Colinas do Sul is a municipality in north-central Goiás state, Brazil.

==Location==
Colinas is located in the Chapada dos Veadeiros statistical micro-region and is almost directly north of Brasília, to which it is connected by G0-327 as far as Alto Paraíso de Goiás then by G0-118 south to Planaltina, where the highway joins with BR-020. It is 458 kilometers from Goiânia and 270 kilometers from Brasília.

Highway connections from Goiânia are made by GO-080 / Nerópolis / Petrolina de Goiás / BR-153 / Jaraguá / GO-080 / Goianésia / Barro Alto / BR-080 / GO-342 / Uruaçu / GO-237 / Niquelândia / GO-132 / (54 km under construction in 2004).

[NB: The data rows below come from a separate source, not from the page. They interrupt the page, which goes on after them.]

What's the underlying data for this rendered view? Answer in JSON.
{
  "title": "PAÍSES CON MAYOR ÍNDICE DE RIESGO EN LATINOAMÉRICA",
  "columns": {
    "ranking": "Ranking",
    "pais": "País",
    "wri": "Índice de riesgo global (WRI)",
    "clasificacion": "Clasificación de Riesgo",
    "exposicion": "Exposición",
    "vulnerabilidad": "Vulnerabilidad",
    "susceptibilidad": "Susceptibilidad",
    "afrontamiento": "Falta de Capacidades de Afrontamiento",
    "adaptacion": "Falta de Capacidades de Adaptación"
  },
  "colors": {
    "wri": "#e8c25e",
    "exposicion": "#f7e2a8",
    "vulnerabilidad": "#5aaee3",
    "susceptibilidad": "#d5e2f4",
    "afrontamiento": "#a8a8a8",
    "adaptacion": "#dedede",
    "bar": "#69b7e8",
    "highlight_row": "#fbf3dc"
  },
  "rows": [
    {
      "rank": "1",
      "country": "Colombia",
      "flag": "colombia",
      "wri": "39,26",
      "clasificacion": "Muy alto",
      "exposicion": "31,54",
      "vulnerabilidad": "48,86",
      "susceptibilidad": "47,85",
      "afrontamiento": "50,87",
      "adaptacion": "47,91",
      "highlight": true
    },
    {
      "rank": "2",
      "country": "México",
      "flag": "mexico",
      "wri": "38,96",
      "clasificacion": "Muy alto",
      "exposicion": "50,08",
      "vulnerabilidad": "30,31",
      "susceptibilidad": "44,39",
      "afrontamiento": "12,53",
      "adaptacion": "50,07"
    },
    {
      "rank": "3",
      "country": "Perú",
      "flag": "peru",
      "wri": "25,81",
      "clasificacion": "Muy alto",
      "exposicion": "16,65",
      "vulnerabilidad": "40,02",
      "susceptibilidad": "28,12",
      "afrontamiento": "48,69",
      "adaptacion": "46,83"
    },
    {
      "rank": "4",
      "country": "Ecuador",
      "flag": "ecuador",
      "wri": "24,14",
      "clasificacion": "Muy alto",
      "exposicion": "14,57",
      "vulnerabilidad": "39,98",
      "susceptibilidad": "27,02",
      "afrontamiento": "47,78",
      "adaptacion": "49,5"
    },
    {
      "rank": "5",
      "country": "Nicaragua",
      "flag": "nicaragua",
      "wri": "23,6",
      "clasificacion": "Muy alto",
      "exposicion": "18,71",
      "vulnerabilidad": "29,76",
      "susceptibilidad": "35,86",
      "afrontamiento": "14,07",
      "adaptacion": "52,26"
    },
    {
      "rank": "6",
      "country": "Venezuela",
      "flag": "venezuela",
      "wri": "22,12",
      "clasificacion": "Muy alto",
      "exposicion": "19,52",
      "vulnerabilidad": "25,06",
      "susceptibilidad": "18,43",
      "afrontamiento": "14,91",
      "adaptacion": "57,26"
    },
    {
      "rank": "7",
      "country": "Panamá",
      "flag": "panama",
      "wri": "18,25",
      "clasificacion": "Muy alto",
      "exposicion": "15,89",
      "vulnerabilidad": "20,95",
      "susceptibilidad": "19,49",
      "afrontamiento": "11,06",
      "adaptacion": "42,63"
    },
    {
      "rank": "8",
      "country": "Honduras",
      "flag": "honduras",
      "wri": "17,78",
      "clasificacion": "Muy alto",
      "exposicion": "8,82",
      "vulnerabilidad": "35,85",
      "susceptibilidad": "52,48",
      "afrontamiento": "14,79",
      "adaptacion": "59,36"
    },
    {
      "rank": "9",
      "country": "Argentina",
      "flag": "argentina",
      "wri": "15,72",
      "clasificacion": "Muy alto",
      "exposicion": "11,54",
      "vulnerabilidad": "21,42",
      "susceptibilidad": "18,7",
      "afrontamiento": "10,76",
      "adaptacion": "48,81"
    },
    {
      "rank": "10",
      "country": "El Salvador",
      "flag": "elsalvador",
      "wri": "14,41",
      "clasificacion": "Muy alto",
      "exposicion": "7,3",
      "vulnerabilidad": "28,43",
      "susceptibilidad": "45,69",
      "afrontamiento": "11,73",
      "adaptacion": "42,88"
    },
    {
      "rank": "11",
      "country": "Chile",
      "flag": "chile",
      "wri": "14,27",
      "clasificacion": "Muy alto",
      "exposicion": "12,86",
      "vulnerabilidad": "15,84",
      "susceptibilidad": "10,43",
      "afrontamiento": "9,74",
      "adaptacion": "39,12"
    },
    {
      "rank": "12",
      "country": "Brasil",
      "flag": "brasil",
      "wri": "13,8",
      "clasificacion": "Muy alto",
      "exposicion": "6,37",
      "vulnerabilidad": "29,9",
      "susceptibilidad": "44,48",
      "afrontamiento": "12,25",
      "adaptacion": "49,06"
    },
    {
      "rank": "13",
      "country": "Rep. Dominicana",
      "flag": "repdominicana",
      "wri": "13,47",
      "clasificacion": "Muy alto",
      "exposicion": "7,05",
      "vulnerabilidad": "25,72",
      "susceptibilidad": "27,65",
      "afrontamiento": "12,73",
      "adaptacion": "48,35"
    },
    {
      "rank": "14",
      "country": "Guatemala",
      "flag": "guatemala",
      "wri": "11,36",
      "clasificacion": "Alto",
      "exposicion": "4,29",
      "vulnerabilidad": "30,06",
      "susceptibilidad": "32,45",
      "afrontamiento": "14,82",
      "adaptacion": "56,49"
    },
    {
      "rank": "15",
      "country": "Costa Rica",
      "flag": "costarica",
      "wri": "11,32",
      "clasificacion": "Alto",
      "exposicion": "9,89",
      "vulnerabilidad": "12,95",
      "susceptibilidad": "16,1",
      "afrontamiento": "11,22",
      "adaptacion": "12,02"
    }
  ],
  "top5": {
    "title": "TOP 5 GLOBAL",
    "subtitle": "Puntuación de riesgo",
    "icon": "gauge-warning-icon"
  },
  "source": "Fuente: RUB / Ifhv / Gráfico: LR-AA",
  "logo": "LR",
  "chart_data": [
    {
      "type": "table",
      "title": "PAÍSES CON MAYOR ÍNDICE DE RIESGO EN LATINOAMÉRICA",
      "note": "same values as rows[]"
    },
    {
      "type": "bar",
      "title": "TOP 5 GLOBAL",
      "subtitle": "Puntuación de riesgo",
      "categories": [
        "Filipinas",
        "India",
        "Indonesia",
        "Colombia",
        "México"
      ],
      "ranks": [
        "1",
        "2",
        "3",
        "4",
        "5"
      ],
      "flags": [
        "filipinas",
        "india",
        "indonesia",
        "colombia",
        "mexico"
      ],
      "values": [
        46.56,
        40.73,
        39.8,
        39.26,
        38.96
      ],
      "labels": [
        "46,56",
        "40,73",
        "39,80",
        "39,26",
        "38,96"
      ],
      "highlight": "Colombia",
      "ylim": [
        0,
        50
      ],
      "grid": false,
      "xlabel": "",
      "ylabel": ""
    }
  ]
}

Municipal boundaries are with:
- north: Cavalcante
- west: Campinaçu and Minaçu
- east: Alto Paraíso de Goiás
- south and west: Niquelândia

Colinas do Sul is halfway between São Jorge, district of Alto Paraíso de Goiás and Niquelândia, near one of the southern arms of the Serra da Mesa artificial lake. By way of Colinas it is possible to reach touristic points on the banks of the lake, like Mato Verde (12 km.), Chapada da Visão, Chiqueiro de Pedra and Vale do Lago. On a dirt road it is possible to go around the Serra de Santana and the Chapada dos Veadeiros National Park, going through Rio Preto and Capela until arriving at Cavalcante.

==The economy==
The main economic activities are ecotourism, based on the park, cattle raising (29,000 head in 2006) and some agriculture (rice and corn).

Agricultural data 2006
- Farms: 363
- Total area: 130,630 ha.
- Area of permanent crops: 232 ha.
- Area of perennial crops: 1,405 ha.
- Area of natural pasture: 71,503 ha.
- Area of woodland and forests: 39,964 ha.
- Persons dependent on farming: 1,050
- Number of tractors: 86
- Cattle herd: 29,000
- Main crop: corn with 260 planted hectares IBGE

==Health and education==
- Schools: 08 (2006)
- Hospitals: 01 with 15 beds (2007)
- Adult literacy rate: 82.7% (2000)
- Infant mortality rate: 41.30 in 1,000 live births (2000)
- MHDI: 0.671
- State ranking: 228 (out of 242 municipalities)
- National ranking: 3,442 (out of 5,507 municipalities) Source: Frigoletto

==History==
Colinas do Sul appears for the first time in official documents as the district of Lages belonging to Cavalcante. In 1938 the district of Lages was made extinct and became the district of Cafelândia. In 1943 the district of Cafelândia changed its name to Araí. In 1949 the name of Lages returned. In 1955 the district of Lages passed to the district of Colinas, which in 1989 was dismembered from Cavalcante.